Researchers have a new picture of how neurons forge physical connections between one another in order to communicate.
Researchers have a new picture of how neurons forge physical connections between one another in order to communicate. Establishing these connections is critical for proper brain function, and errors in the process are thought to be associated with autism and other disorders. The new understanding of the structure of the proteins that form this connection and mutations that can disrupt their interaction may help explain some forms of these disorders.
Howard Hughes Medical Institute investigators Axel Brunger and Thomas Südhof reported the structure of the complex of the proteins, called neuroligin-1 and neurexin-1 beta, in an article in the December 20, 2007, issue of the journal Neuron. Brunger is at Stanford University and Südhof is at The University of Texas Southwestern Medical Center.
Not only did those mutations show that we could disrupt the interface without disrupting the folding of the neuroligin molecule, but they have given us a molecular tool to probe the details of these interactions.
Axel T. Brunger
Neurons communicate with each other at specialized intercellular junctions called synapses. A presynaptic neuron releases a chemical neurotransmitter into the synapse that is recognized by the postsynaptic neuron, triggering a nerve impulse. In the nineties, Südhof's lab identified two families of proteins produced by the neurons on either side of the synapse. These proteins extend outside of the cells where they are produced and contact one another to form a physical link across the synapse. In the presynaptic neuron, this connector protein is called neurexin; its partner on the postsynaptic neuron is known as neuroligin. Past studies had indicated that neuroligins and neurexins establish their connection by forming a complex in which two neuroligin molecules link to each other, and a neurexin molecule attaches to each side of the pair.

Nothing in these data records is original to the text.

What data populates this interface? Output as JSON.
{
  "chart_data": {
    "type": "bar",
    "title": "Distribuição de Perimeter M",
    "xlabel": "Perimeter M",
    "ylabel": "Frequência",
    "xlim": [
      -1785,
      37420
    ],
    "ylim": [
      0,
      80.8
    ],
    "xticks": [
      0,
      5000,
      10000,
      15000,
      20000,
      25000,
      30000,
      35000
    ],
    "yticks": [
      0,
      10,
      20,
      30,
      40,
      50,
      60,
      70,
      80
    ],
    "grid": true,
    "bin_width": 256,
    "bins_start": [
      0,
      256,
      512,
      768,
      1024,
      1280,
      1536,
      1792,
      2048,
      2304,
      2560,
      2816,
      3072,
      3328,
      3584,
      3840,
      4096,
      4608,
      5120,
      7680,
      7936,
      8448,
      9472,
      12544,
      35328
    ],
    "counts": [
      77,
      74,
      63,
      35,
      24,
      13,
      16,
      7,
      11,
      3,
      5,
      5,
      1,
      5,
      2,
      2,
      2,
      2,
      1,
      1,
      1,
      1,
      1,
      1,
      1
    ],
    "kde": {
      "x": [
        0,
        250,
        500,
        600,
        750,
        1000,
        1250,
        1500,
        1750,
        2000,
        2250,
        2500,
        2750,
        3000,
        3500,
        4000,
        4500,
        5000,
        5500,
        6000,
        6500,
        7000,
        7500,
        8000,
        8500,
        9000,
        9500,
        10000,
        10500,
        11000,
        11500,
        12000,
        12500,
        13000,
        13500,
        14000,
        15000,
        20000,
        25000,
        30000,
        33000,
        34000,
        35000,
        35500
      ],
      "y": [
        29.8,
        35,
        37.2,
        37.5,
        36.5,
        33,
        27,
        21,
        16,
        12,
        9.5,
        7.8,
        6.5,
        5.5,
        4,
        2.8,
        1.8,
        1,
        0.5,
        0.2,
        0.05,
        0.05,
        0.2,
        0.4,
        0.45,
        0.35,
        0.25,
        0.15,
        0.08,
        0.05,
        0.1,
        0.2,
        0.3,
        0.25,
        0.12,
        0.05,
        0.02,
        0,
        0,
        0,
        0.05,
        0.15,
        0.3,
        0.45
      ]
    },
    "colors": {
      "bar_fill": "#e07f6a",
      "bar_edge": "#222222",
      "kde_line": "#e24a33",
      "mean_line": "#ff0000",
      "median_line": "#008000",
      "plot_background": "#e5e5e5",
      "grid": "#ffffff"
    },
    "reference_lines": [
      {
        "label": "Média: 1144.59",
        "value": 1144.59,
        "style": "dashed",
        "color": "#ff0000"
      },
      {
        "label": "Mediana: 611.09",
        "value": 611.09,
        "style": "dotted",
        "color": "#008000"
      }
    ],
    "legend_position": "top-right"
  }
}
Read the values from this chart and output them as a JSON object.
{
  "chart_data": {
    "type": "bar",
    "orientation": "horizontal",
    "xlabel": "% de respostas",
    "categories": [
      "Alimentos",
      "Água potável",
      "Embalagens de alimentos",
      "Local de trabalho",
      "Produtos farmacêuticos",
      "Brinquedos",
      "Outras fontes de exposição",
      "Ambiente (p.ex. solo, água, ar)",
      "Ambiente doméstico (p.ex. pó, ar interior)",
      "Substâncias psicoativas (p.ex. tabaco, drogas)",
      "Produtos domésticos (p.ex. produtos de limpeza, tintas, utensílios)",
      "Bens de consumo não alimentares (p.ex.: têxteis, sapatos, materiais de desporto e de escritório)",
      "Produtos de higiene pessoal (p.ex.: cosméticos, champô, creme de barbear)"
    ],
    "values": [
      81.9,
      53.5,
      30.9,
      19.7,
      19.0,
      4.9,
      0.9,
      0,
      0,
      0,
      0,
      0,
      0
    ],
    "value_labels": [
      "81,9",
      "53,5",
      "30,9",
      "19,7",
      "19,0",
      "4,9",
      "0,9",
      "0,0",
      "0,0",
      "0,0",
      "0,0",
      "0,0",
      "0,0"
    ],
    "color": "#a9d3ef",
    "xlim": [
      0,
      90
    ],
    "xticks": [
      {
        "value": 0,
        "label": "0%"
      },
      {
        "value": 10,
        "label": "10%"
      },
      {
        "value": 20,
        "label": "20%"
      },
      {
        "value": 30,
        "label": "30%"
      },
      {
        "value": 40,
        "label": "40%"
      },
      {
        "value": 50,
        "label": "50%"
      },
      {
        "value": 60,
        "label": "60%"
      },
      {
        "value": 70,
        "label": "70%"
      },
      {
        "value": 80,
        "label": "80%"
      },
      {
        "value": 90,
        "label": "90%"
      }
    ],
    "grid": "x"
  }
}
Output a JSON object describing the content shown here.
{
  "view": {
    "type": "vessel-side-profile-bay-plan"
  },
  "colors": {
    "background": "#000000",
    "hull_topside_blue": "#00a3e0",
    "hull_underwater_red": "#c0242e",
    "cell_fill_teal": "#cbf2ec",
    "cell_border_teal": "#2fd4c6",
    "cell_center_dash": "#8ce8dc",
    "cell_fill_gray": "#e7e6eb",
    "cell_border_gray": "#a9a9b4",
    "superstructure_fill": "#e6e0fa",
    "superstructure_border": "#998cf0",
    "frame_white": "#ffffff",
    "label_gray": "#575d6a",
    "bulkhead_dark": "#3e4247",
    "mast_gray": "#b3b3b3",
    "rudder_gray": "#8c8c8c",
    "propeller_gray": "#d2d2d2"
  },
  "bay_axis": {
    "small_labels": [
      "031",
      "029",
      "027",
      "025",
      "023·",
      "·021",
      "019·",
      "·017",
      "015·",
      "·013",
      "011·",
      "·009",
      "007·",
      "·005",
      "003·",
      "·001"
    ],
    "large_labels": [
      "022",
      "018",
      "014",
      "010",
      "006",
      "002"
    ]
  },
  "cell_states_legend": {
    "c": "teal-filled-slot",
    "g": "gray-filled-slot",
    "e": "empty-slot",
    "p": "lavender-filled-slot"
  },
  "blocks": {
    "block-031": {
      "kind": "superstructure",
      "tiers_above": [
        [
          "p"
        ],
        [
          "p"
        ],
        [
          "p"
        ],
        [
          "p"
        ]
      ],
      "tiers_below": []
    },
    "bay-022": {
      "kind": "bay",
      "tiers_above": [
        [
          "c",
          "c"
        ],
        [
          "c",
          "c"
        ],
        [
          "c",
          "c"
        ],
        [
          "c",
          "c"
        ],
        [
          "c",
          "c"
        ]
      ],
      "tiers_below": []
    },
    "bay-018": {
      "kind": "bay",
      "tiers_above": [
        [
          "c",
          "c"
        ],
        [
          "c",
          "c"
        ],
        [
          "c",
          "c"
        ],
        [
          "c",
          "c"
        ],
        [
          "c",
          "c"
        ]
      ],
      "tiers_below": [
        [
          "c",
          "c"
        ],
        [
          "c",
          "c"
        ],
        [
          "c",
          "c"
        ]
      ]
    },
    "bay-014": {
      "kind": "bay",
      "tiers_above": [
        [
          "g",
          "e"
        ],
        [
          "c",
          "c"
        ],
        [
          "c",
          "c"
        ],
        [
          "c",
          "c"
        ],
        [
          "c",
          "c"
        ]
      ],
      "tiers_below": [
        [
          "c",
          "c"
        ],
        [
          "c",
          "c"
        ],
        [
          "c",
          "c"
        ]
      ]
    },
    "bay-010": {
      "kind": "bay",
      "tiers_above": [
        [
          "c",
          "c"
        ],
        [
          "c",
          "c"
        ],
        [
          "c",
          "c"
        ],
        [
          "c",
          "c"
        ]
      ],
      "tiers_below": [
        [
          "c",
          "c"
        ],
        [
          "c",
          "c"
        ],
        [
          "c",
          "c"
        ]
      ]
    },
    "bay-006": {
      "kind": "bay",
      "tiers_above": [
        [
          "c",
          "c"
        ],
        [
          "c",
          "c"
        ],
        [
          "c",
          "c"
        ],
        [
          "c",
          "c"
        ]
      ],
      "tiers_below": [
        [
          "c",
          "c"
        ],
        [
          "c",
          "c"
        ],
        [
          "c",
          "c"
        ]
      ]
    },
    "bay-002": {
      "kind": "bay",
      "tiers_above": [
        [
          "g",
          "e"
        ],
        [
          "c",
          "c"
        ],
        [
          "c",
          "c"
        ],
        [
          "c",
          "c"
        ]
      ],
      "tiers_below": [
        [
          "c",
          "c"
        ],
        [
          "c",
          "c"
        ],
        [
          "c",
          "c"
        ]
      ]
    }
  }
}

As neurons create new synapses during learning, they must form this neuroligin-neurexin connection for those synapses to become functionally mature. If a newly formed synapse does not mature, it will be eliminated. Problems with this process of synapse development are thought to be a major cause of brain disorders such as autism and mental retardation. “The evidence that these interactions are important is overwhelming, but exactly what neuroligin and neurexin do is very unclear,” said Südhof.
To gain a better understanding of how the two proteins interact, Brunger and his colleagues investigated their molecular structure using x-ray crystallography, a technique in which scientists direct x-rays through protein crystals then deduce their structure by analyzing how the beams have diffracted. They crystallized and analyzed neuroligin-1 by itself, as well as the complex of neuroligin-1 and neurexin-1 beta.
According to Brunger, the structure of neuroligin-1 hinted that it might interact with partner molecules other than neurexin. The researchers identified a structural feature on neuroligin-1 that might act as an additional binding site, and the two laboratories are searching for molecules that might interact there.
The researchers learned even more from analyzing the structure of the neuroligin-1/neurexin-1 beta complex, said Brunger. That structure allowed them to visualize the interfaces between the two neuroligin and two neurexin molecules in the four-molecule complex, as well as binding sites for calcium, which is required for complex formation.
To determine whether the structure they had developed reflected the actual behavior of the proteins, the researchers mutated neuroligin-1 at locations they predicted would disrupt the interface between it and neurexin. These mutations greatly inhibited the complex from forming.
“Not only did those mutations show that we could disrupt the interface without disrupting the folding of the neuroligin molecule, but they have given us a molecular tool to probe the details of these interactions,” said Brunger.
Südhof and his colleagues are now investigating how these neuroligin-1 mutations alter synaptic function, both in cultures of neurons and in mice. “With these mutations, we can now begin to explore how these central proteins in the synapse actually work,” Südhof said. “We can also begin to ask whether neuroligins might have other interactions beside with neurexin that influence synaptic function,” he said.
Brunger and Südhof said the new structural information and an understanding of how mutations affect that structure could offer clues into how the complex might be disrupted in individuals with autism. While the causes of autism are unknown, HHMI investigator Huda Zoghbi, who is at Baylor College of Medicine, has proposed that subtle, inherited alterations in synaptic function might underlie some forms of the disorder. Since she advanced her theory in 2003, other studies have implicated mutations in neuroligins and neurexins as being associated with autism spectrum disorders.
The researchers say that further work is needed to establish whether these types of mutations disrupt brain function by interfering with neuroligin's interaction with other proteins. If this idea is validated, Brunger said, “it is not inconceivable that pharmaceutical approaches to treating autism could be developed to stabilize such interactions and compensate for the effect of the mutations.”